A deal to approve a bloc of nominees that has broad bipartisan support could ensure that many officials get on the job by the new year and don’t have to repeat the process and possibly face a GOP-led Senate. But no such deal appears to be in the offing yet.
That’s time the Senate likely won’t have if Democrats are prioritizing putting judges on the bench before losing power, said Arnold Punaro, a former Senate Armed Services Committee staff director.
“Even if you argued that they're going to work through Christmas and up until Jan. 2 when the new Congress gets sworn in … we're under the two-minute drill, frankly, when it comes to legislative days,” Punaro said. “And you've got 25 judges on the calendar that clearly are a priority for the administration.”
He contends that with “significant headwinds,” the executive branch needs to pressure Majority Leader Chuck Schumer to make filling out the defense bench a priority in the lame duck session. Punaro is specifically pushing for confirmation of two acquisition and industry-related nominees: Radha Plumb to be the No. 2 acquisition and sustainment official and Laura Taylor-Kale to be the Pentagon's industrial base policy chief.
Defense nominees should be a higher priority for the Senate "based on what they want our industry to do" to help arm Ukraine, he said.
"You've got to have people that you can work with that are Senate-confirmed," Punaro said. "Career people are OK, but … there's a difference."
Former Defense Secretary Ash Carter, who died last week and whose career included a stint as the Pentagon's top weapons buyer in the Obama administration, had even offered last month to help convince leaders to hold votes on Plumb and Taylor-Kale.

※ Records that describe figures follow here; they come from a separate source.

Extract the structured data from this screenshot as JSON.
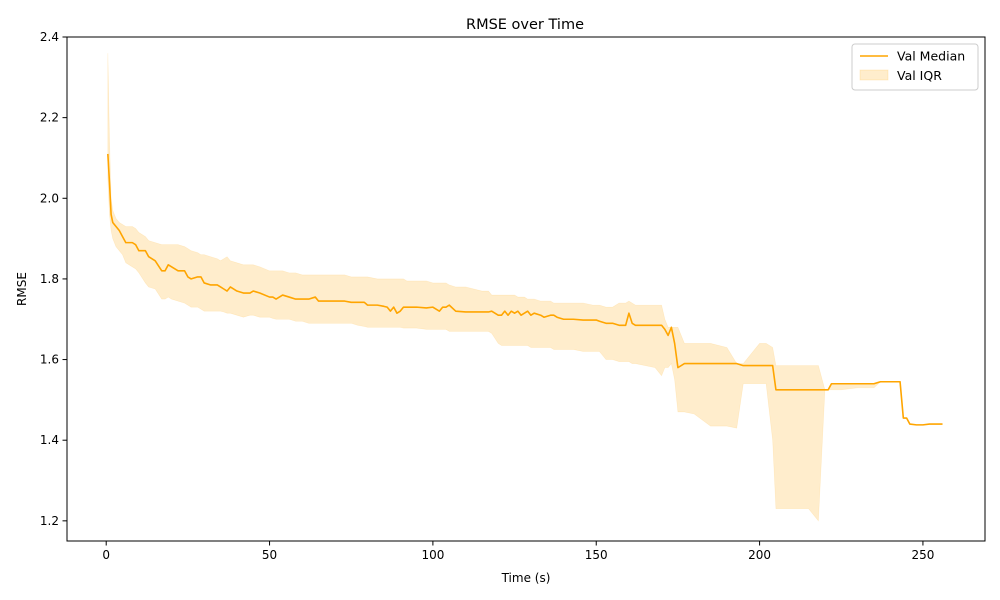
{
  "chart_data": {
    "type": "line",
    "title": "RMSE over Time",
    "xlabel": "Time (s)",
    "ylabel": "RMSE",
    "xlim": [
      -12,
      269
    ],
    "ylim": [
      1.15,
      2.4
    ],
    "xticks": [
      0,
      50,
      100,
      150,
      200,
      250
    ],
    "yticks": [
      1.2,
      1.4,
      1.6,
      1.8,
      2.0,
      2.2,
      2.4
    ],
    "grid": false,
    "legend_position": "top-right",
    "colors": {
      "line": "#ffa500",
      "band": "#ffa500",
      "band_opacity": 0.2
    },
    "series": [
      {
        "name": "Val Median",
        "kind": "line",
        "x": [
          0.5,
          1,
          1.5,
          2,
          3,
          4,
          5,
          6,
          7,
          8,
          9,
          10,
          12,
          13,
          15,
          17,
          18,
          19,
          20,
          22,
          24,
          25,
          26,
          28,
          29,
          30,
          32,
          34,
          35,
          36,
          37,
          38,
          40,
          42,
          44,
          45,
          47,
          50,
          51,
          52,
          54,
          56,
          58,
          60,
          62,
          64,
          65,
          67,
          70,
          73,
          75,
          77,
          79,
          80,
          83,
          85,
          86,
          87,
          88,
          89,
          90,
          91,
          92,
          95,
          98,
          100,
          102,
          103,
          104,
          105,
          107,
          110,
          115,
          117,
          118,
          120,
          121,
          122,
          123,
          124,
          125,
          126,
          127,
          128,
          129,
          130,
          131,
          133,
          134,
          136,
          137,
          138,
          140,
          143,
          146,
          149,
          150,
          151,
          153,
          155,
          157,
          159,
          160,
          161,
          162,
          165,
          168,
          170,
          171,
          172,
          173,
          174,
          175,
          177,
          180,
          185,
          190,
          193,
          195,
          200,
          202,
          204,
          205,
          210,
          215,
          218,
          220,
          221,
          222,
          225,
          230,
          235,
          237,
          240,
          242,
          243,
          244,
          245,
          246,
          248,
          250,
          252,
          255,
          256
        ],
        "y": [
          2.11,
          2.04,
          1.96,
          1.94,
          1.93,
          1.92,
          1.905,
          1.89,
          1.89,
          1.89,
          1.885,
          1.87,
          1.87,
          1.855,
          1.845,
          1.82,
          1.82,
          1.835,
          1.83,
          1.82,
          1.82,
          1.805,
          1.8,
          1.805,
          1.805,
          1.79,
          1.785,
          1.785,
          1.78,
          1.775,
          1.77,
          1.78,
          1.77,
          1.765,
          1.765,
          1.77,
          1.765,
          1.755,
          1.755,
          1.75,
          1.76,
          1.755,
          1.75,
          1.75,
          1.75,
          1.755,
          1.745,
          1.745,
          1.745,
          1.745,
          1.742,
          1.742,
          1.742,
          1.735,
          1.735,
          1.732,
          1.73,
          1.72,
          1.73,
          1.715,
          1.72,
          1.73,
          1.73,
          1.73,
          1.728,
          1.73,
          1.72,
          1.73,
          1.73,
          1.735,
          1.72,
          1.718,
          1.718,
          1.718,
          1.72,
          1.71,
          1.71,
          1.72,
          1.71,
          1.72,
          1.715,
          1.72,
          1.71,
          1.715,
          1.72,
          1.71,
          1.715,
          1.71,
          1.705,
          1.71,
          1.71,
          1.705,
          1.7,
          1.7,
          1.698,
          1.698,
          1.698,
          1.695,
          1.69,
          1.69,
          1.685,
          1.685,
          1.715,
          1.69,
          1.685,
          1.685,
          1.685,
          1.685,
          1.675,
          1.66,
          1.68,
          1.64,
          1.58,
          1.59,
          1.59,
          1.59,
          1.59,
          1.59,
          1.585,
          1.585,
          1.585,
          1.585,
          1.525,
          1.525,
          1.525,
          1.525,
          1.525,
          1.525,
          1.54,
          1.54,
          1.54,
          1.54,
          1.545,
          1.545,
          1.545,
          1.545,
          1.455,
          1.455,
          1.44,
          1.438,
          1.438,
          1.44,
          1.44,
          1.44
        ]
      },
      {
        "name": "Val IQR",
        "kind": "band",
        "x": [
          0.5,
          1,
          1.5,
          2,
          3,
          4,
          5,
          6,
          7,
          8,
          9,
          10,
          12,
          13,
          15,
          17,
          18,
          19,
          20,
          22,
          24,
          25,
          26,
          28,
          29,
          30,
          32,
          34,
          35,
          36,
          37,
          38,
          40,
          42,
          44,
          45,
          47,
          50,
          51,
          52,
          54,
          56,
          58,
          60,
          62,
          64,
          65,
          67,
          70,
          73,
          75,
          77,
          79,
          80,
          83,
          85,
          86,
          87,
          88,
          89,
          90,
          91,
          92,
          95,
          98,
          100,
          102,
          103,
          104,
          105,
          107,
          110,
          115,
          117,
          118,
          120,
          121,
          122,
          123,
          124,
          125,
          126,
          127,
          128,
          129,
          130,
          131,
          133,
          134,
          136,
          137,
          138,
          140,
          143,
          146,
          149,
          150,
          151,
          153,
          155,
          157,
          159,
          160,
          161,
          162,
          165,
          168,
          170,
          171,
          172,
          173,
          174,
          175,
          177,
          180,
          185,
          190,
          193,
          195,
          200,
          202,
          204,
          205,
          210,
          215,
          218,
          220,
          221,
          222,
          225,
          230,
          235,
          237,
          240,
          242,
          243,
          244,
          245,
          246,
          248,
          250,
          252,
          255,
          256
        ],
        "lower": [
          2.05,
          1.96,
          1.92,
          1.9,
          1.88,
          1.87,
          1.86,
          1.84,
          1.835,
          1.83,
          1.825,
          1.815,
          1.79,
          1.78,
          1.775,
          1.75,
          1.75,
          1.755,
          1.75,
          1.745,
          1.74,
          1.735,
          1.73,
          1.73,
          1.725,
          1.72,
          1.72,
          1.72,
          1.72,
          1.718,
          1.715,
          1.715,
          1.71,
          1.705,
          1.71,
          1.71,
          1.705,
          1.705,
          1.702,
          1.7,
          1.7,
          1.7,
          1.695,
          1.695,
          1.69,
          1.69,
          1.69,
          1.69,
          1.69,
          1.69,
          1.69,
          1.685,
          1.682,
          1.68,
          1.68,
          1.68,
          1.68,
          1.68,
          1.68,
          1.68,
          1.68,
          1.678,
          1.678,
          1.678,
          1.675,
          1.675,
          1.675,
          1.675,
          1.675,
          1.67,
          1.67,
          1.67,
          1.67,
          1.67,
          1.665,
          1.64,
          1.635,
          1.635,
          1.635,
          1.635,
          1.635,
          1.635,
          1.635,
          1.635,
          1.635,
          1.63,
          1.63,
          1.63,
          1.63,
          1.63,
          1.625,
          1.625,
          1.625,
          1.625,
          1.62,
          1.62,
          1.62,
          1.62,
          1.6,
          1.6,
          1.595,
          1.595,
          1.595,
          1.59,
          1.59,
          1.585,
          1.58,
          1.56,
          1.58,
          1.58,
          1.59,
          1.55,
          1.47,
          1.47,
          1.465,
          1.435,
          1.435,
          1.43,
          1.54,
          1.54,
          1.54,
          1.4,
          1.23,
          1.23,
          1.23,
          1.2,
          1.525,
          1.525,
          1.525,
          1.525,
          1.53,
          1.53,
          1.545,
          1.545,
          1.545,
          1.545,
          1.455,
          1.455,
          1.44,
          1.438,
          1.438,
          1.44,
          1.44,
          1.44
        ],
        "upper": [
          2.36,
          2.15,
          2.0,
          1.97,
          1.95,
          1.94,
          1.935,
          1.93,
          1.93,
          1.93,
          1.925,
          1.915,
          1.905,
          1.895,
          1.89,
          1.885,
          1.885,
          1.885,
          1.885,
          1.885,
          1.88,
          1.875,
          1.87,
          1.865,
          1.86,
          1.86,
          1.855,
          1.85,
          1.845,
          1.85,
          1.855,
          1.845,
          1.84,
          1.835,
          1.835,
          1.835,
          1.83,
          1.82,
          1.82,
          1.82,
          1.82,
          1.815,
          1.815,
          1.81,
          1.81,
          1.81,
          1.81,
          1.81,
          1.81,
          1.81,
          1.805,
          1.805,
          1.805,
          1.805,
          1.8,
          1.8,
          1.8,
          1.8,
          1.8,
          1.8,
          1.8,
          1.8,
          1.795,
          1.795,
          1.795,
          1.79,
          1.79,
          1.79,
          1.79,
          1.785,
          1.78,
          1.78,
          1.77,
          1.77,
          1.76,
          1.76,
          1.76,
          1.76,
          1.76,
          1.76,
          1.76,
          1.755,
          1.755,
          1.755,
          1.75,
          1.75,
          1.75,
          1.745,
          1.745,
          1.745,
          1.74,
          1.74,
          1.74,
          1.74,
          1.74,
          1.735,
          1.735,
          1.735,
          1.73,
          1.73,
          1.74,
          1.74,
          1.745,
          1.74,
          1.735,
          1.735,
          1.735,
          1.735,
          1.7,
          1.68,
          1.68,
          1.68,
          1.68,
          1.64,
          1.64,
          1.64,
          1.63,
          1.59,
          1.59,
          1.64,
          1.64,
          1.63,
          1.585,
          1.585,
          1.585,
          1.585,
          1.525,
          1.525,
          1.54,
          1.54,
          1.54,
          1.54,
          1.545,
          1.545,
          1.545,
          1.545,
          1.455,
          1.455,
          1.44,
          1.438,
          1.438,
          1.44,
          1.44,
          1.44
        ]
      }
    ]
  }
}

Punaro said he and Carter discussed it several times, and the former Pentagon chief agreed to the approach the Friday before he died.
Also on the waiting list is Pentagon weapons tester Nickolas Guertin, who is Biden’s pick to be the Navy’s acquisition chief, though the White House hasn’t formally nominated him yet. His selection comes as the Navy battles with Congress over whether to scrap numerous vessels the service contends aren’t worth the cost to maintain. But the delay in Guertin’s nomination means his confirmation will likely get punted to the next session.
Former Pentagon inspector general Glenn Fine is also making the case for the Senate to confirm an IG, which has been filled on an acting basis for more than six years. Biden’s pick for the job, Robert Storch, was approved by the Armed Services Committee in March but still hasn’t received a vote. In an Oct. 20 Government Executive op-ed, Fine called the delay “a mistake.”
"Serving in an acting position is not the same as being the permanent office holder. Some people in the agency — and some even in the IG’s office — think they can wait you out," Fine wrote. "And a permanent IG can more readily set strategic policy and make long-term personnel decisions."
Then-President Donald Trump pushed Fine out of the acting job in early 2020, replacing him with Sean O'Donnell, inspector general of the Environmental Protection Agency. O’Donnell still fills both posts nearly two years into the Biden administration.
"It's hard enough to provide oversight of one agency as an IG. It’s virtually impossible to handle two IG jobs, particularly when one of them involves the largest agency in government," Fine wrote.
Biden has nonetheless made progress in naming his Pentagon team despite the logjam. Just one post, the assistant secretary for acquisition, doesn’t have a nominee out of the 57 Senate-confirmed civilian Pentagon jobs.
Armed Services leaders, meanwhile, will be focused primarily on passing their annual defense policy bill when the Senate returns the week after the elections. With little time left in the session, Reed and ranking Republican Jim Inhofe of Oklahoma aim to quickly pivot to negotiations with the House and produce a compromise bill that can get to Biden’s desk by the end of the year.
It's unclear whether Senate Democrats will force the issue on stalled national security nominees, a stalemate Reed chafes at.
"It's annoying in a way, because we are talking about people who play key roles in ensuring the safety and the welfare of men and women in the field,” Reed said.